Кажется, теперь я могу с чистой совестью продолжить начатую тему…. Маленькая книжечка, которую Ричард Джеффрис называет своей «автобиографией», является — если использовать вновь это затертое слово — вдохновенным произведением. Во всей литературе таких сочинений наберется очень мало. И они не более чем вдохновенные — именно это пытаются внушить нам люди, которые «специализируются» на подобных темах. Я уже упоминал Эмерсона. За всю жизнь мне ни разу не встретился человек, подвергший сомнению тот факт, что Эмерсон — вдохновенный писатель. С ним можно во всем не соглашаться, но его книги словно бы очищают и приводят в восторг. Он уносит тебя ввысь, дает тебе крылья. Он дерзок, очень дерзок. Уверен, что в наши дни ему бы говорить не дали. Есть и другие, подобные Ориджу и Ралфу Уолдо Трайну (среди прочих), которых обычно именуют вдохновенными. Несомненно, для многих людей они такими и были. Но долго ли они продержатся?

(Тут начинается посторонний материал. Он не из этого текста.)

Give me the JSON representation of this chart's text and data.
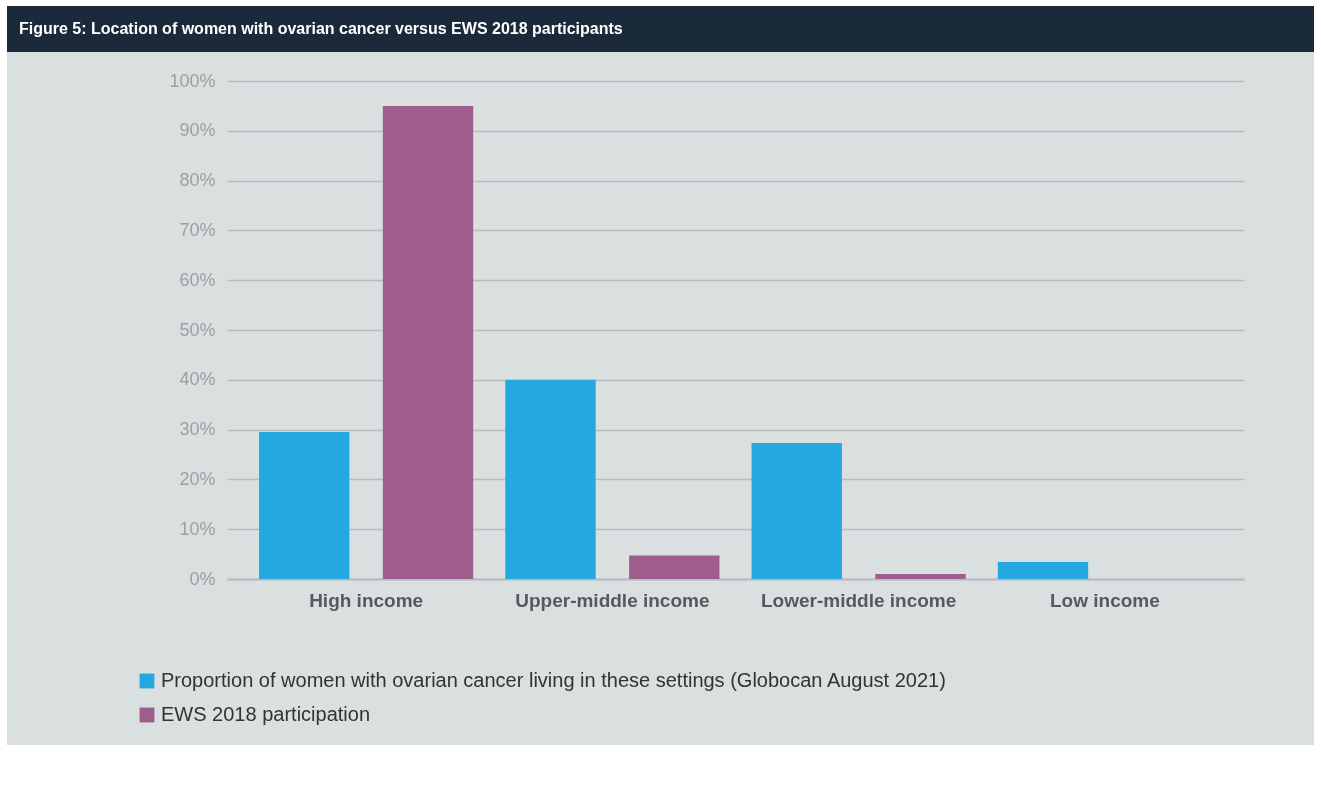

Читатель, хорошо меня знающий, улыбнется при мысли, что я вообще упомянул здесь имя Р. У. Трайна[118]
. В насмешку? Вовсе нет. Каждому свое. На определенной стадии развития признаешь некоторых индивидуумов в качестве своих учителей. Учителей в истинном значении этого слова — тех, кто открывает нам глаза. Мы не нуждаемся в том, чтобы нам навязывали какие-то новые понятия: мы хотим, чтобы нам помогли глубже проникнуть в реальность — иными словами, «совершить прорыв в сфере освоения реальности». Вдохновенные писатели для начала уравнивают все, что доминирует над нашими мыслями. Затем они указывают нечто за пределами мысли — назовем это океаном разума, в котором плавает мысль. И, наконец, принуждают нас мыслить для самих себя. Вот что говорит, к примеру, Джеффрис в середине своей исповеди:«Ныне, когда пишу эти строки, нахожусь я точно в том же положении, что и пещерный человек. Все писаные традиции, культурные системы, способы размышления для меня не существуют. Если когда-либо отчасти захватывали они мой разум, то влияние их, должно быть, оказалось очень слабым, потому что теперь они полностью стерлись в моем сознании».
Это мощное высказывание. Героическое высказывание. Кто способен повторить его честно и искренне? Кто хотя бы стремится к тому, чтобы произнести подобное? Ближе к концу книги Джеффрис рассказывает нам, как он снова и снова пытался облечь в слова овладевшие им мысли. Он постоянно терпел неудачу. И это неудивительно, поскольку то, что ему в конечном счете удалось дать нам, являет собой настоящий вызов мысли — при всей признаваемой им фрагментарности изложения. Он объясняет, каким образом — «при стечении счастливых обстоятельств» — начал (в 1880 году) и утверждает, что не сумел двинуться дальше кратких примечаний. «Даже тогда, — говорит он, — я не мог идти вперед, но примечания я сохранил (уничтожив все прежние, начальные варианты) и лишь позже, через два года приступил к этой книге». Он называет ее «не более чем фрагментом, причем фрагментом едва отделанным». Затем следует признание, которое я хочу выделить особо: «Если бы я не сделал книгу личной, то вряд ли сумел бы найти для нее хоть какую-то форму… Я даже слишком хорошо сознаю ее несовершенство, ибо уже семнадцать лет назад убедился в своей полной неспособности выразить главную идею моей жизни».
В этом же небольшом абзаце есть очень дорогое для меня утверждение — и его одного достаточно, чтобы заткнуть рот критикам. Говоря об ущербности слов, не способных выразить идеи — понимая под ними, конечно, те идеи, которые находятся за пределами обычных сфер мысли, пытаясь коротко сформулировать свое определение таких спорных понятий, как душа, молитва, бессмертие, и, признавая их по-прежнему неопределенными, он заключает: «Я должен позволить моей книге в итоге доверить ее собственный смысл».